Ritabrata Dutta, Malgorzata Bogdan and Jayanta Ghosh recently arXived a survey paper on model selection and multiple testing. Which provides a good opportunity to reflect upon traditional Bayesian approaches to model choice. And potential alternatives. On my way back from Madrid, where I got a bit distracted when flying over the South-West French coast, from Biarritz to Bordeaux. Spotting the lake of Hourtain, where I spent my military training month, 29 years ago!
“On the basis of comparison of AIC and BIC, we suggest tentatively that model selection rules should be used for the purpose for which they were introduced. If they are used for other problems, a fresh justification is desirable. In one case, justification may take the form of a consistency theorem, in the other some sort of oracle inequality. Both may be hard to prove. Then one should have substantial numerical assessment over many different examples.”

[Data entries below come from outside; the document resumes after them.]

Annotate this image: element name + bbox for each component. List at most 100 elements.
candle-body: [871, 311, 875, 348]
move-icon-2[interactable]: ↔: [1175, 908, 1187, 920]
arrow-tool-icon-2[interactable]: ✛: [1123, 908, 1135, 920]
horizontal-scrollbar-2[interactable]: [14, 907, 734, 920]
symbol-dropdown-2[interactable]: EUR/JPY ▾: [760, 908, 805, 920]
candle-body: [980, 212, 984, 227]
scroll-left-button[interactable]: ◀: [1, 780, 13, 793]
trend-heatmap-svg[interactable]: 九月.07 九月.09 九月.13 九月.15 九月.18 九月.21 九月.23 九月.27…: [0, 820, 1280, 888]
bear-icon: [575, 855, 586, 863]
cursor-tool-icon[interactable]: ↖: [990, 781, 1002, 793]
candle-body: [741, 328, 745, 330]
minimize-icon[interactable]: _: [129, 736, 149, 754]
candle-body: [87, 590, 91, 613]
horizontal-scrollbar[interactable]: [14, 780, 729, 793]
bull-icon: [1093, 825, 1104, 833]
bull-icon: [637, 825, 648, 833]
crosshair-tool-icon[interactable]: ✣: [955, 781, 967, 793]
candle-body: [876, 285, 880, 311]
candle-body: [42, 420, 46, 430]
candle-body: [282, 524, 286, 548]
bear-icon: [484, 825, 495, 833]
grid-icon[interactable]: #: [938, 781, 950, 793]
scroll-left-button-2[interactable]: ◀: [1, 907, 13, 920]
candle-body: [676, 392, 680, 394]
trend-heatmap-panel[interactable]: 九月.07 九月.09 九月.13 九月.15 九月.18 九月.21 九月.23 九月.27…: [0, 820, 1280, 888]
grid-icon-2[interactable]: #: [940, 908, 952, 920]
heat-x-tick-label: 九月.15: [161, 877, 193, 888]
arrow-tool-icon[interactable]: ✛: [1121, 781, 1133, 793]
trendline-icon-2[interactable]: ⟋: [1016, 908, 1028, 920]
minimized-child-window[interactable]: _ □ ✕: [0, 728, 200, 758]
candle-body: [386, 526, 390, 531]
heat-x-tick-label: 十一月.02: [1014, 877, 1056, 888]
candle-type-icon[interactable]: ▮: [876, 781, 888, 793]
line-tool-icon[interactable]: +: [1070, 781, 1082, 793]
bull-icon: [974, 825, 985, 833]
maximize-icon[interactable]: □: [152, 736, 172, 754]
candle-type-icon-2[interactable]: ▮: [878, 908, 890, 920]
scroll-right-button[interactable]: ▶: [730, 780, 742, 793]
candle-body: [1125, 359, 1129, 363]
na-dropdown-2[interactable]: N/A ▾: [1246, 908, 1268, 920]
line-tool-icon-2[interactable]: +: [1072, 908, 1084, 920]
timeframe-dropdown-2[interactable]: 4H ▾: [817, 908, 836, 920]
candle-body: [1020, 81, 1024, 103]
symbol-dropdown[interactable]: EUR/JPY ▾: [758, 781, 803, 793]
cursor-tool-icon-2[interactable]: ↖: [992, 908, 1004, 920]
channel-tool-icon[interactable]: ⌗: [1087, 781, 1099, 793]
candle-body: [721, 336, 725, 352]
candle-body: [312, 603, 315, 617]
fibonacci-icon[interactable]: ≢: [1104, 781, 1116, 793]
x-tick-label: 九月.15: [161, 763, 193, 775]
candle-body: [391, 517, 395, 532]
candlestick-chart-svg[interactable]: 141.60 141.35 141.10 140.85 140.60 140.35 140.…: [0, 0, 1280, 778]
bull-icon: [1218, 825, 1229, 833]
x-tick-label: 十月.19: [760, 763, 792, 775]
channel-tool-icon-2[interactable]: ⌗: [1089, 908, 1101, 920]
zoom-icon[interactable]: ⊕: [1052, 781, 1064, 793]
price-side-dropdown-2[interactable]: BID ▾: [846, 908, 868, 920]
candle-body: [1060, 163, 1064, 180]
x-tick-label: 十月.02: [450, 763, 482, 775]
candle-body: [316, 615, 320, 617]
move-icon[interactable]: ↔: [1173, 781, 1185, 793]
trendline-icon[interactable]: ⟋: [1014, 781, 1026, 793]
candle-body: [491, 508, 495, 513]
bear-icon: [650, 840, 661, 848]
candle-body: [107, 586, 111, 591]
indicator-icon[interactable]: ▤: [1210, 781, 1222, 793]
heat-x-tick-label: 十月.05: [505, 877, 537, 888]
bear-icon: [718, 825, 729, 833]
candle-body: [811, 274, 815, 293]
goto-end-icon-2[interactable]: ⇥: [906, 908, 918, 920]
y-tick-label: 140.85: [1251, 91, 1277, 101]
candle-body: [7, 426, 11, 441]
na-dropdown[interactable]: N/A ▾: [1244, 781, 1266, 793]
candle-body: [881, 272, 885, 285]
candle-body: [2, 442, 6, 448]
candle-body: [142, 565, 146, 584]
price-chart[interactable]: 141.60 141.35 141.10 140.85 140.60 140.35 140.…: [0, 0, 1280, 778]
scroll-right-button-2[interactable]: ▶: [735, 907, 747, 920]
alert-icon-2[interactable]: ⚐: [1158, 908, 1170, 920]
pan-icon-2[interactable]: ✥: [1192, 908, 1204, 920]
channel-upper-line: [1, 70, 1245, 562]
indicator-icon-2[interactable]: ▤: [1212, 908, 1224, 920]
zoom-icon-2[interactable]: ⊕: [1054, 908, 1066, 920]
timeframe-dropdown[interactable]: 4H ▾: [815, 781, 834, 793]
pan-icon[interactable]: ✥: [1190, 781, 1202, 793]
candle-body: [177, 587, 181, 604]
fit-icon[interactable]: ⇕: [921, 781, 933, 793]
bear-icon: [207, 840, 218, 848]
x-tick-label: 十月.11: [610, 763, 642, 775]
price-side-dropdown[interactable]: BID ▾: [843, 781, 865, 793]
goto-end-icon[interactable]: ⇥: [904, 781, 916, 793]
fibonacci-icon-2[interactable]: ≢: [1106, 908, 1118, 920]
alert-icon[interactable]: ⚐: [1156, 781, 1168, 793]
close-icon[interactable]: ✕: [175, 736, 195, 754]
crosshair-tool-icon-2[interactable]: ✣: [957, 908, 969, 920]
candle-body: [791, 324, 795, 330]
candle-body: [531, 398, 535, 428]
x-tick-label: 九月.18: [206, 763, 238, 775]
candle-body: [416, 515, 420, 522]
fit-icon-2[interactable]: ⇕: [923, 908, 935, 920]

The authors quickly replace the Bayes factor with BIC, because it is typically consistent. In the comparison between AIC and BIC they mention the connundrum of defining a prior on a nested model from the prior on the nesting model, a problem that has not been properly solved in my opinion. The above quote with its call to a large simulation study reminded me of the paper by Arnold & Loeppky about running such studies through ecdfs. That I did not see as solving the issue. The authors also discuss DIC and Lasso, without making much of a connection between those, or with the above. And then reach the parametric empirical Bayes approach to model selection exemplified by Ed George’s and Don Foster’s 2000 paper. Which achieves asymptotic optimality for posterior prediction loss (p.9). And which unifies a wide range of model selection approaches.
A second part of the survey considers the large p setting, where BIC is not a good approximation to the Bayes factor (when testing whether or not all mean entries are zero). And recalls that there are priors ensuring consistency for the Bayes factor in this very [restrictive] case. Then, in Section 4, the authors move to what they call “cross-validatory Bayes factors”, also known as partial Bayes factors and pseudo-Bayes factors, where the data is split to (a) make the improper prior proper and (b) run the comparison or test on the remaining data. They also show the surprising result that, provided the fraction of the data used to proper-ise the prior does not converge to one, the X validated Bayes factor remains consistent [for the special case above]. The last part of the paper concentrates on multiple testing but is more tentative and conjecturing about convergence results, centring on the differences between full Bayes and empirical Bayes. Then the plane landed in Paris and I stopped my reading, not feeling differently about the topic than when the plane started from Madrid.